SUPREME COURT OF NEW YORK, SPECIAL TERM, KINGS COUNTY
June 20, 1969
CLARENCE BARNES, PLAINTIFF,
SHUL PRIVATE CAR SERVICE, INC., DEFENDANT
Abraham J. Multer, J.
Defendant's motion to vacate its default in service of admissions requested by the plaintiff is denied unless the defendant complies with the conditions set forth herein.
The court ignores the question of late service of the "verified answer" to the request, late service of the plaintiff's "papers in opposition" to the motion and "timely" return of the "verified answer". In order to save the time of the court and the attorneys which may otherwise be spent in further motions, the court addresses itself to the merits of the question presented.
CPLR 3123 is intended to narrow the issues and save the time of the court and litigants. Pleadings and bills of particulars are all too frequently verified by persons who have no knowledge sufficient to form a belief or who assert they have information sufficient to form a belief and as often as not the "verifier" is never called as a witness on the trial. That type of denial is much too often captious though legal.
We must therefore give force to the legislative direction, not that a verified answer be served to a request to admit, but that the party submit a sworn statement admitting or denying the fact and set forth the reasons why the affiant cannot answer, if that be so.
The tenor of the entire section and its history clearly indicate the requirement of a bona fide answer and not the use of the shield of either "information and belief" or "denial of knowledge sufficient to form a belief".
Unlike verification of pleadings, there is no permission granted by CPLR 3123 for an attorney to make the statement. If the client or other person with knowledge is out of the county of the attorney's office or even in a foreign country, there is provision to get ample time to obtain the sworn statement from whomever it must come.

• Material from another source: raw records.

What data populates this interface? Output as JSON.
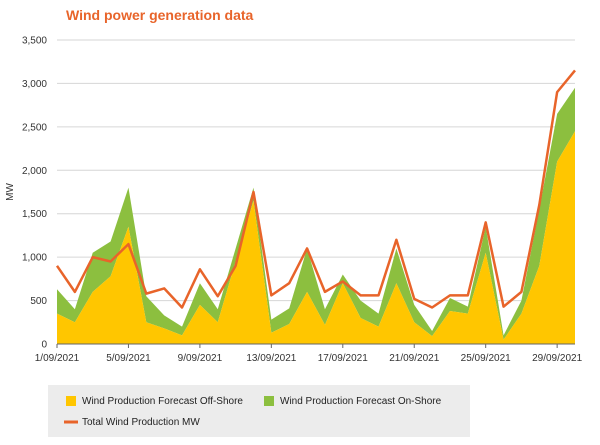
{
  "chart_data": {
    "type": "area",
    "title": "Wind power generation data",
    "ylabel": "MW",
    "xlabel": "",
    "ylim": [
      0,
      3500
    ],
    "yticks": [
      0,
      500,
      1000,
      1500,
      2000,
      2500,
      3000,
      3500
    ],
    "ytick_labels": [
      "0",
      "500",
      "1,000",
      "1,500",
      "2,000",
      "2,500",
      "3,000",
      "3,500"
    ],
    "xlim": [
      "2021-09-01",
      "2021-09-30"
    ],
    "xtick_days": [
      1,
      5,
      9,
      13,
      17,
      21,
      25,
      29
    ],
    "xtick_labels": [
      "1/09/2021",
      "5/09/2021",
      "9/09/2021",
      "13/09/2021",
      "17/09/2021",
      "21/09/2021",
      "25/09/2021",
      "29/09/2021"
    ],
    "grid": "horizontal",
    "legend_position": "bottom",
    "colors": {
      "offshore": "#ffc600",
      "onshore": "#8cbf3f",
      "total": "#e8642a",
      "title": "#e8642a",
      "legend_bg": "#ececec",
      "grid": "#d6d6d6"
    },
    "x": [
      "2021-09-01",
      "2021-09-02",
      "2021-09-03",
      "2021-09-04",
      "2021-09-05",
      "2021-09-06",
      "2021-09-07",
      "2021-09-08",
      "2021-09-09",
      "2021-09-10",
      "2021-09-11",
      "2021-09-12",
      "2021-09-13",
      "2021-09-14",
      "2021-09-15",
      "2021-09-16",
      "2021-09-17",
      "2021-09-18",
      "2021-09-19",
      "2021-09-20",
      "2021-09-21",
      "2021-09-22",
      "2021-09-23",
      "2021-09-24",
      "2021-09-25",
      "2021-09-26",
      "2021-09-27",
      "2021-09-28",
      "2021-09-29",
      "2021-09-30"
    ],
    "series": [
      {
        "name": "Wind Production Forecast Off-Shore",
        "kind": "area",
        "values": [
          350,
          250,
          600,
          780,
          1350,
          250,
          180,
          100,
          450,
          250,
          950,
          1650,
          130,
          230,
          600,
          220,
          700,
          300,
          200,
          700,
          250,
          90,
          380,
          350,
          1050,
          50,
          350,
          900,
          2100,
          2450
        ]
      },
      {
        "name": "Wind Production Forecast On-Shore",
        "kind": "area",
        "values": [
          280,
          150,
          450,
          400,
          450,
          300,
          150,
          100,
          250,
          150,
          150,
          150,
          150,
          180,
          500,
          180,
          100,
          200,
          150,
          400,
          200,
          60,
          150,
          80,
          300,
          50,
          150,
          650,
          550,
          500
        ]
      },
      {
        "name": "Total Wind Production MW",
        "kind": "line",
        "values": [
          900,
          600,
          1000,
          950,
          1150,
          580,
          640,
          420,
          860,
          550,
          900,
          1750,
          560,
          700,
          1100,
          600,
          720,
          560,
          560,
          1200,
          520,
          420,
          560,
          560,
          1400,
          430,
          600,
          1600,
          2900,
          3150
        ]
      }
    ],
    "legend": [
      {
        "label": "Wind Production Forecast Off-Shore",
        "kind": "area",
        "series": 0
      },
      {
        "label": "Wind Production Forecast On-Shore",
        "kind": "area",
        "series": 1
      },
      {
        "label": "Total Wind Production MW",
        "kind": "line",
        "series": 2
      }
    ]
  }
}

The court does not overlook those few cases permitting an attorney's verification of the statement required by this section. This court respectfully disagrees with that interpretation of the section. (There appears to be no appellate court case on the subject.) They fall into the same error as this defendant when his attorney says in the "answer" verified by him that "the matters are controversial and require proof at the trial and are not the proper subject of a notice to admit." The items are the proper subject of a notice to admit. It is exactly because the defendant's answer makes these matters controversial that CPLR 3123 is brought into play in order to take them out of controversy.
The matter of defendant's employee's operation and control of the vehicle in question is one about which "there can be no substantial dispute" and "which are within the knowledge of such party", the defendant herein, and they "can be ascertained by him upon reasonable inquiry." The defendant can either admit them or positively and unequivocally deny them. The fact that defendant's alleged employee, named in the complaint, is claimed to be no longer the defendant's employee and cannot be found by him is no reason to put the plaintiff to proof on a trial of matters peculiarly within the defendant's knowledge and which the defendant in effect now says he cannot contradict.
Defendant may properly respond that it has a right to insist on that procedure. So it is. But then it should have complied in the first instance with the procedure that would have preserved that right. Defendant did not act timely and worse, it served an answer verified by an attorney and not a sworn statement of the party.
As a condition of relieving defendant of its default, it may serve a sworn statement admitting or denying the truth of matters set forth in the plaintiff's request or notice to admit dated December 11, 1968 within 10 days after service of a copy of the order to be entered herein with notice of entry thereof. Said sworn statement shall be sworn to by an officer of the defendant corporation or someone having knowledge of the facts, and not by anyone on information and belief or who denies having knowledge sufficient to form a belief. If such statement repeats the denials of operation or control, plaintiff should apply for an order directing an immediate trial of that issue.